Bernadettar Kwimbira

Personal information
- Full name: Bernadettar Asimenye Kwimbira-Mzika
- Date of birth: 11 September 1981 (age 44)
- Place of birth: Blantyre, Malawi

= Bernadettar Kwimbira =

Malawian female referee

Bernadettar Asimenye Kwimbira Mzika (born 11 September 1981), also known as Bernadette Kwimbira, is a Malawian football referee.

==Life==
Kwimbira has been on the FIFA list of referees since 2008 and is involved in officiating international matches.

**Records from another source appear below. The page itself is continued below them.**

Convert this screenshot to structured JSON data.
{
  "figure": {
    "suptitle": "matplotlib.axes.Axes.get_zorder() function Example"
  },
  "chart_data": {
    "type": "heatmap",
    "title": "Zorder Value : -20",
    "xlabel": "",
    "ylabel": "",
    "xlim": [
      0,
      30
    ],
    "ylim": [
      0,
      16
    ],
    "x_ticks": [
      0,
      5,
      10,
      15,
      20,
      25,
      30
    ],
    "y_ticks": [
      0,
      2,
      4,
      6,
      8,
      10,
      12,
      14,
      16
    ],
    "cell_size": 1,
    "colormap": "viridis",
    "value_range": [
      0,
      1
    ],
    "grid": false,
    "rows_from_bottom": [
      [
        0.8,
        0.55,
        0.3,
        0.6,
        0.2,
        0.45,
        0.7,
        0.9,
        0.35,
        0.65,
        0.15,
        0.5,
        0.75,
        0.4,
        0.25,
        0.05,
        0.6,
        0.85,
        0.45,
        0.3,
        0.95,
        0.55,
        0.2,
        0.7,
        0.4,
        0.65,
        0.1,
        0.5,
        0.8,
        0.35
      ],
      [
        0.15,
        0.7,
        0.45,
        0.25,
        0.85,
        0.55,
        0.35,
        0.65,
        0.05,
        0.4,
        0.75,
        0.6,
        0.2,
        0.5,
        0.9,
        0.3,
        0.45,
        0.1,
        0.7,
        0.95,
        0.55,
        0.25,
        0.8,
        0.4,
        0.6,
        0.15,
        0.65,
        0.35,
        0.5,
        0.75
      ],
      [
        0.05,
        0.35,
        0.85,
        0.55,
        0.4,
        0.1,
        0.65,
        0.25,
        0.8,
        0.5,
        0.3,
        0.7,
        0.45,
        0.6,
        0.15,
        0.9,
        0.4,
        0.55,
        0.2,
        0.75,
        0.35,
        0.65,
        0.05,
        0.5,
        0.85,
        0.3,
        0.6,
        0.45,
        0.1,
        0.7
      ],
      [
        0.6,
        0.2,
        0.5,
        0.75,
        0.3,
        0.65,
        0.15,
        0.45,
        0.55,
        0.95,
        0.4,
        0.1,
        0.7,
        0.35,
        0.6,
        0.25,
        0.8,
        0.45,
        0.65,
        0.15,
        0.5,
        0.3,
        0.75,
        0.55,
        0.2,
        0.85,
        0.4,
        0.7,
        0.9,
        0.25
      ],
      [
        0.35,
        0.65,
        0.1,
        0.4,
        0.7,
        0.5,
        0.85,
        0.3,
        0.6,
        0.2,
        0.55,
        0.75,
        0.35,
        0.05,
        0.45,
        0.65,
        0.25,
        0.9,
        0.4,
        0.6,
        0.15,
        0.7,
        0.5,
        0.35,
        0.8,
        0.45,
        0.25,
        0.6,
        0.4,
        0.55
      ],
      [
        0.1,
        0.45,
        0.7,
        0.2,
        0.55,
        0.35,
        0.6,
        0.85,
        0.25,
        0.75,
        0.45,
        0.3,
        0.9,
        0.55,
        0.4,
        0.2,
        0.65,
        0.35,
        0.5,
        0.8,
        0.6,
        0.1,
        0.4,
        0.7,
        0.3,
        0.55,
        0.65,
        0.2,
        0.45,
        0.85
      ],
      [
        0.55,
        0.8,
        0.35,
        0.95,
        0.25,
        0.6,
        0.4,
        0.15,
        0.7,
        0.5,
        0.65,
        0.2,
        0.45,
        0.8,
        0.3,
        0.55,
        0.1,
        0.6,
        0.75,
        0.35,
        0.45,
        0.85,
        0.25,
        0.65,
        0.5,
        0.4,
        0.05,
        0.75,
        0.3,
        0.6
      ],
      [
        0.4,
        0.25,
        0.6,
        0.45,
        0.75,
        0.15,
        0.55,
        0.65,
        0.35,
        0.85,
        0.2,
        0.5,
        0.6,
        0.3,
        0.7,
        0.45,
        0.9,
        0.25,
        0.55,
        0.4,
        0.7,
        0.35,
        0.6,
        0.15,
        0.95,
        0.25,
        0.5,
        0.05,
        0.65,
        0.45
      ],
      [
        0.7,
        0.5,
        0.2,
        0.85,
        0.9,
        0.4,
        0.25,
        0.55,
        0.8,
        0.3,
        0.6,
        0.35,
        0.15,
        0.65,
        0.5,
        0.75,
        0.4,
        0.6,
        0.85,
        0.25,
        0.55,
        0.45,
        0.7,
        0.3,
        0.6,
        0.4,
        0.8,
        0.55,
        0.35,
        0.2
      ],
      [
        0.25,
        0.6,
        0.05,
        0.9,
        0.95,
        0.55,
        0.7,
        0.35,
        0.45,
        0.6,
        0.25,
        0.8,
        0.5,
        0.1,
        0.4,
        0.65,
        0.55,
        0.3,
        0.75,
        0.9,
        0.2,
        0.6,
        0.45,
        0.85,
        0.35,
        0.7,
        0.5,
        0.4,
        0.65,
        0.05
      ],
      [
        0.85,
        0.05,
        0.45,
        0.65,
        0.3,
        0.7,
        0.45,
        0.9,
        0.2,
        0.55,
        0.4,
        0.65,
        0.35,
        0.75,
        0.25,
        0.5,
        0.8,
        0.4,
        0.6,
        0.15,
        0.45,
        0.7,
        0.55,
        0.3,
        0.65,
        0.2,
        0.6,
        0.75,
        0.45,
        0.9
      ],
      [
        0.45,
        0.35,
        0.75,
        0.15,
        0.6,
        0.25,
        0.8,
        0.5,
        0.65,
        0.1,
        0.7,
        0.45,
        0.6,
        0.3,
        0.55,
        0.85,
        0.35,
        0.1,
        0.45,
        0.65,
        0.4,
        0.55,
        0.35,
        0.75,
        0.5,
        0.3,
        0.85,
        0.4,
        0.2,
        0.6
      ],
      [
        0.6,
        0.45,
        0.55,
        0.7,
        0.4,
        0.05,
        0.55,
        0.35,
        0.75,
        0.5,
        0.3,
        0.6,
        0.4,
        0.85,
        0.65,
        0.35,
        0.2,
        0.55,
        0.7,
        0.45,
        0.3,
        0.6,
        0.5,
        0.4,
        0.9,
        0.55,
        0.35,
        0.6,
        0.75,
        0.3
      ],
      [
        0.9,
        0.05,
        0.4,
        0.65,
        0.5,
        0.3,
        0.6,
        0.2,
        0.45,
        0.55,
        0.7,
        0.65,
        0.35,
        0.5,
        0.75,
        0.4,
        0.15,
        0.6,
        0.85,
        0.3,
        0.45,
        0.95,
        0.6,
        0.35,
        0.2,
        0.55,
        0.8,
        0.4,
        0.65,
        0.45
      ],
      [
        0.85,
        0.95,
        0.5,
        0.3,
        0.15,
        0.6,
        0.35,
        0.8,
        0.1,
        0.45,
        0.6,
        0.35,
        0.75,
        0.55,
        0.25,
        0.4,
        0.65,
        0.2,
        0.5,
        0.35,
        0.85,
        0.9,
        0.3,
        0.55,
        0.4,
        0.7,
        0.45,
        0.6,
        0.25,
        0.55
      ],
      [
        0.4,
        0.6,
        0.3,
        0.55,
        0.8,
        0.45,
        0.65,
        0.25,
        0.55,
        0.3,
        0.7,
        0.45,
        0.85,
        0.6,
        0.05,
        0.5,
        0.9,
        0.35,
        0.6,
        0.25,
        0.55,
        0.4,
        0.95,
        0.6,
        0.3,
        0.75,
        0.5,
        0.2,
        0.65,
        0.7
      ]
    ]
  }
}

She was the first Malawian female referee to officiate at both the 2016 Olympic Games and as an assistant referee at the 2015 FIFA Women's World Cup in Canada. She has also officiated at events including the 2019 FIFA Women's World Cup in France, the 2016 Olympics football tournament in Rio de Janeiro, the 2017 Algarve Cup, the 2018 U-20 World Cup in France and the 2020 Olympic football tournament in Tokyo.

== Career ==
Bernadettar Kwimbira began her career as an assistant football referee in 2000, after joining the Malawi Defence Force (MDF) as one of their first female soldiers. During her time in the military, she remained an active athlete, attending football matches at the Civo Stadium, the Silver Stadium or the Nankhaka Ground in Lilongwe at weekends. In 2002, she expressed her ambitions to former FIFA referee Youngson Chilinda, and shortly thereafter completed the Football Association of Malawi refereeing course in Kasungu, earning a Grade 3 certificate.

Prior to this, Kwimbira attended Chichiri Secondary School where she competed in 100 and 200 metre races and was a member of the school's netball team. She subsequently pursued a two-year course in secretarial and administration in Mpemba's Staff Development Institute.